This is the second of a series of three articles on security system testing. Today's security systems are actually IT systems (computers, operating systems, software, databases, networks) coupled with intelligent sensors and control devices (like video cameras, card readers and motion sensors) brought together for security operations use. This puts security systems integrators in the position of providing IT systems without any formal training in testing them. Similarly, the average security practitioner tends to have little or no training in testing IT systems. This situation is changing for large corporate and government customers, who increasingly are getting their IT departments involved in security systems projects. Systems integrators and security practitioners must get up to speed on current good practices with regard to testing integrated computer-based systems.
The Evolution of “Integration”
The term “integrated” has been defined loosely and variously in the security marketplace for many years, so before this article goes further, some clarification is in order. As more and more IT folks begin to take part in security system projects, it is important as well for security and IT folks to be on the same page and for there to be a clear understanding of the scope of integrated security system testing.
Several years ago, the phrase “true integration” was popular, along with its related question, “Is it interfaced or integrated?” When the term was introduced, “true integration” meant that systems were integrated only if they used a single underlying database so that no data entry would have to be performed twice. In contrast, an “interfaced” system was composed of separate software applications with independent databases—usually provided by separate vendors—that were set up to communicate with each other by exchanging data.
In a short time, the definition of “true integration” was expanded to include having a single user interface for all functionality. This concept of integration resulted in monolithic software applications encompassing all of the requisite security system elements, such as access control, alarm monitoring, video monitoring, ID badge production and visitor management.

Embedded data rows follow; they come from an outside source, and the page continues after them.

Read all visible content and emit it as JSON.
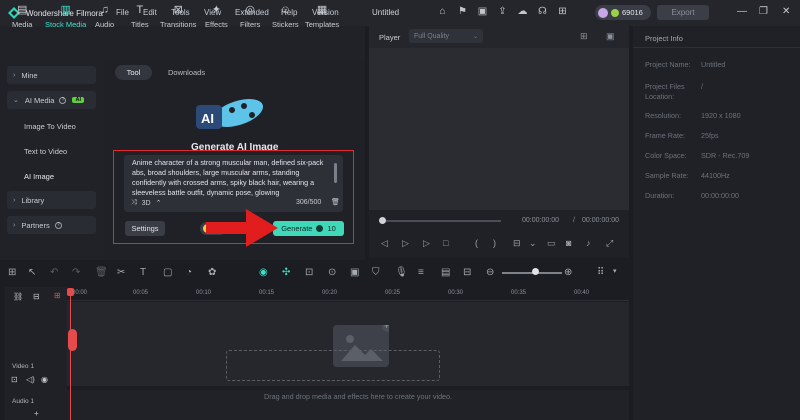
{
  "titlebar": {
    "app_name": "Wondershare Filmora",
    "menu": [
      "File",
      "Edit",
      "Tools",
      "View",
      "Extended",
      "Help",
      "Version"
    ],
    "doc_title": "Untitled",
    "credits": "69016",
    "export": "Export"
  },
  "toolbar": {
    "items": [
      "Media",
      "Stock Media",
      "Audio",
      "Titles",
      "Transitions",
      "Effects",
      "Filters",
      "Stickers",
      "Templates"
    ],
    "active": "Stock Media"
  },
  "sidebar": {
    "mine": "Mine",
    "ai_media": "AI Media",
    "ai_badge": "AI",
    "image_to_video": "Image To Video",
    "text_to_video": "Text to Video",
    "ai_image": "AI Image",
    "library": "Library",
    "partners": "Partners"
  },
  "media": {
    "tab_tool": "Tool",
    "tab_downloads": "Downloads",
    "art_label": "AI",
    "title": "Generate AI Image",
    "prompt": "Anime character of a strong muscular man, defined six-pack abs, broad shoulders, large muscular arms, standing confidently with crossed arms, spiky black hair, wearing a sleeveless battle outfit, dynamic pose, glowing",
    "style": "3D",
    "count": "306/500",
    "settings": "Settings",
    "generate": "Generate",
    "generate_cost": "10"
  },
  "player": {
    "label": "Player",
    "quality": "Full Quality",
    "time_current": "00:00:00:00",
    "time_sep": "/",
    "time_total": "00:00:00:00"
  },
  "project_info": {
    "title": "Project Info",
    "rows": [
      {
        "k": "Project Name:",
        "v": "Untitled"
      },
      {
        "k": "Project Files Location:",
        "v": "/"
      },
      {
        "k": "Resolution:",
        "v": "1920 x 1080"
      },
      {
        "k": "Frame Rate:",
        "v": "25fps"
      },
      {
        "k": "Color Space:",
        "v": "SDR - Rec.709"
      },
      {
        "k": "Sample Rate:",
        "v": "44100Hz"
      },
      {
        "k": "Duration:",
        "v": "00:00:00:00"
      }
    ]
  },
  "timeline": {
    "ticks": [
      "00:00",
      "00:05",
      "00:10",
      "00:15",
      "00:20",
      "00:25",
      "00:30",
      "00:35",
      "00:40"
    ],
    "video_track": "Video 1",
    "audio_track": "Audio 1",
    "drop_hint": "Drag and drop media and effects here to create your video."
  },
  "icons": {
    "brand": "#3fe0c8",
    "generate_bg": "#3fd9b9",
    "highlight_box": "#e02a2a",
    "playhead": "#e64a4a"
  }
}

These integration terms were developed before the introduction of the World Wide Web and the Web browser interface, prior to the proliferation of high-speed Internet connections and global networking. Today even those systems first designed as “truly integrated” are now interfacing with IT department corporate directories and identity management systems. Today not all of the data can reside in the security system's database. Furthermore, wired and wireless networking has connected PDA phones and even building signage to security systems. The idea of a single user interface application no longer fits.

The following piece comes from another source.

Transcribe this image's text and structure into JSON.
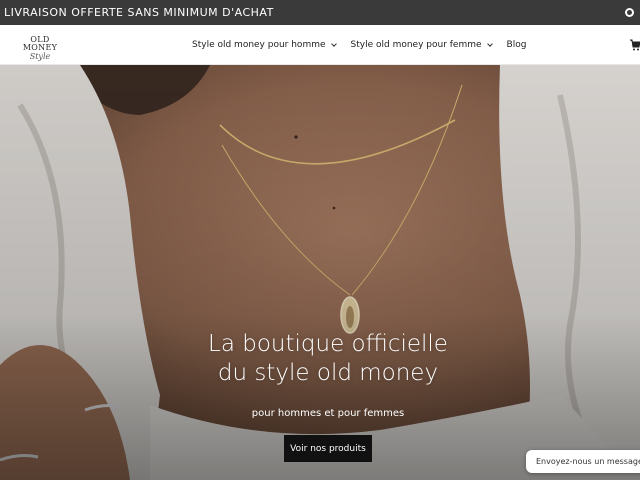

In place of the varied definitions of integration that the industry has employed over the years, I propose the following version from Dictionary.com:
combining or coordinating separate elements so as to provide a harmonious, interrelated whole
This is a much more general definition than “one database, one user interface,” and it has the advantage of not being made obsolete by advances in technology. It also has a subtle, but very important distinction: it is results-oriented. Having a single database or software application is no guarantee that the system will be set up in the way that it should be, or that it will be harmonious with an organization's security operations. How integration is technically accomplished is important for a number of reasons, including initial cost, flexibility, maintenance cost, compliance to standards and performance. But unless the end result is suitable to the security practitioner's purposes, standards compliance and even technical excellence are irrelevant.